Ini bisa berkisar dari prosedur sederhana seperti penambalan gigi untuk karies kecil atau penyesuaian oklusi untuk masalah gigitan, hingga perawatan yang lebih kompleks seperti perawatan saluran akar untuk pulpa yang meradang atau terinfeksi.

Untuk gigi yang retak, mahkota gigi mungkin diperlukan untuk melindungi struktur gigi dan mencegah penyebaran retakan.

Dalam kasus penyakit periodontal, terapi periodontal non-bedah atau bedah dapat direkomendasikan untuk mengendalikan infeksi dan mengembalikan kesehatan jaringan pendukung gigi.

Pencegahan juga memainkan peran krusial dalam menjaga kesehatan gigi dan mencegah timbulnya nyeri saat mengunyah.

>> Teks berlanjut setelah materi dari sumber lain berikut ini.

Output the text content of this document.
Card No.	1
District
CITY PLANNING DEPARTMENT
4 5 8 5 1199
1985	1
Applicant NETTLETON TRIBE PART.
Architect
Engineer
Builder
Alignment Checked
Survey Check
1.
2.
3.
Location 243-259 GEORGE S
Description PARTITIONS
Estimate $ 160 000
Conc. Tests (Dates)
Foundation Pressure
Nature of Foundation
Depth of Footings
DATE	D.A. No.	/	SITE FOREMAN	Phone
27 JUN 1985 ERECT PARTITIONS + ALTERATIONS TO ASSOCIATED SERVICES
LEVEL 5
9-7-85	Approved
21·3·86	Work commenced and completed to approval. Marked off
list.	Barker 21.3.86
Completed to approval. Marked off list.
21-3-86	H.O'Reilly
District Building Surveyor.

Menjaga kebersihan mulut yang optimal melalui menyikat gigi dua kali sehari dengan pasta gigi berfluoride dan flossing setiap hari sangat penting untuk mencegah karies dan penyakit gusi.

Kunjungan rutin ke dokter gigi untuk pemeriksaan dan pembersihan profesional setidaknya dua kali setahun juga direkomendasikan.

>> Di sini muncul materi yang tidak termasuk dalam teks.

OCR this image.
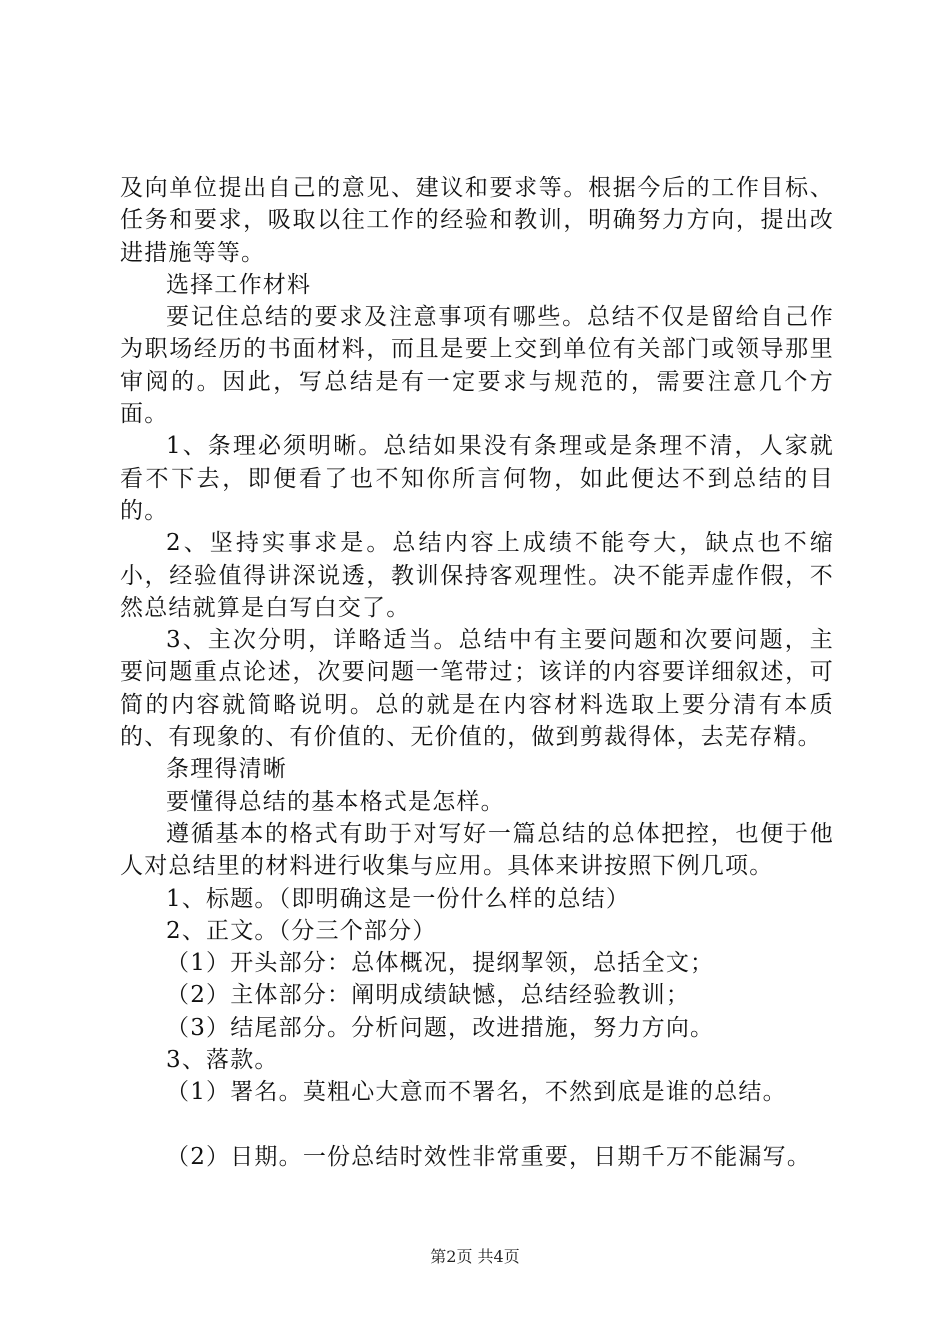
及向单位提出自己的意见、建议和要求等。根据今后的工作目标、任务和要求，吸取以往工作的经验和教训，明确努力方向，提出改进措施等等。

选择工作材料

要记住总结的要求及注意事项有哪些。总结不仅是留给自己作为职场经历的书面材料，而且是要上交到单位有关部门或领导那里审阅的。因此，写总结是有一定要求与规范的，需要注意几个方面。

1、条理必须明晰。总结如果没有条理或是条理不清，人家就看不下去，即便看了也不知你所言何物，如此便达不到总结的目的。

2、坚持实事求是。总结内容上成绩不能夸大，缺点也不缩小，经验值得讲深说透，教训保持客观理性。决不能弄虚作假，不然总结就算是白写白交了。

3、主次分明，详略适当。总结中有主要问题和次要问题，主要问题重点论述，次要问题一笔带过；该详的内容要详细叙述，可简的内容就简略说明。总的就是在内容材料选取上要分清有本质的、有现象的、有价值的、无价值的，做到剪裁得体，去芜存精。

条理得清晰

要懂得总结的基本格式是怎样。

遵循基本的格式有助于对写好一篇总结的总体把控，也便于他人对总结里的材料进行收集与应用。具体来讲按照下例几项。

1、标题。（即明确这是一份什么样的总结）

2、正文。（分三个部分）

（1）开头部分：总体概况，提纲挈领，总括全文；

（2）主体部分：阐明成绩缺憾，总结经验教训；

（3）结尾部分。分析问题，改进措施，努力方向。

3、落款。

（1）署名。莫粗心大意而不署名，不然到底是谁的总结。

（2）日期。一份总结时效性非常重要，日期千万不能漏写。

第2页 共4页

Hal ini memungkinkan deteksi dini masalah sebelum mereka berkembang menjadi kondisi yang menyebabkan nyeri signifikan dan memerlukan intervensi yang lebih kompleks.

Selain itu, edukasi pasien mengenai kebiasaan hidup sehat, seperti menghindari kebiasaan menggertakkan gigi (bruxism) atau mengunyah benda-benda keras, dapat membantu mencegah trauma pada gigi. Penggunaan pelindung mulut (mouthguard) mungkin direkomendasikan bagi individu yang mengalami bruxism.

Pendekatan holistik terhadap kesehatan mulut, yang mencakup nutrisi seimbang dan pengelolaan stres, juga dapat berkontribusi pada kesehatan gigi dan mulut yang optimal, mengurangi risiko masalah yang menyebabkan nyeri saat mengunyah.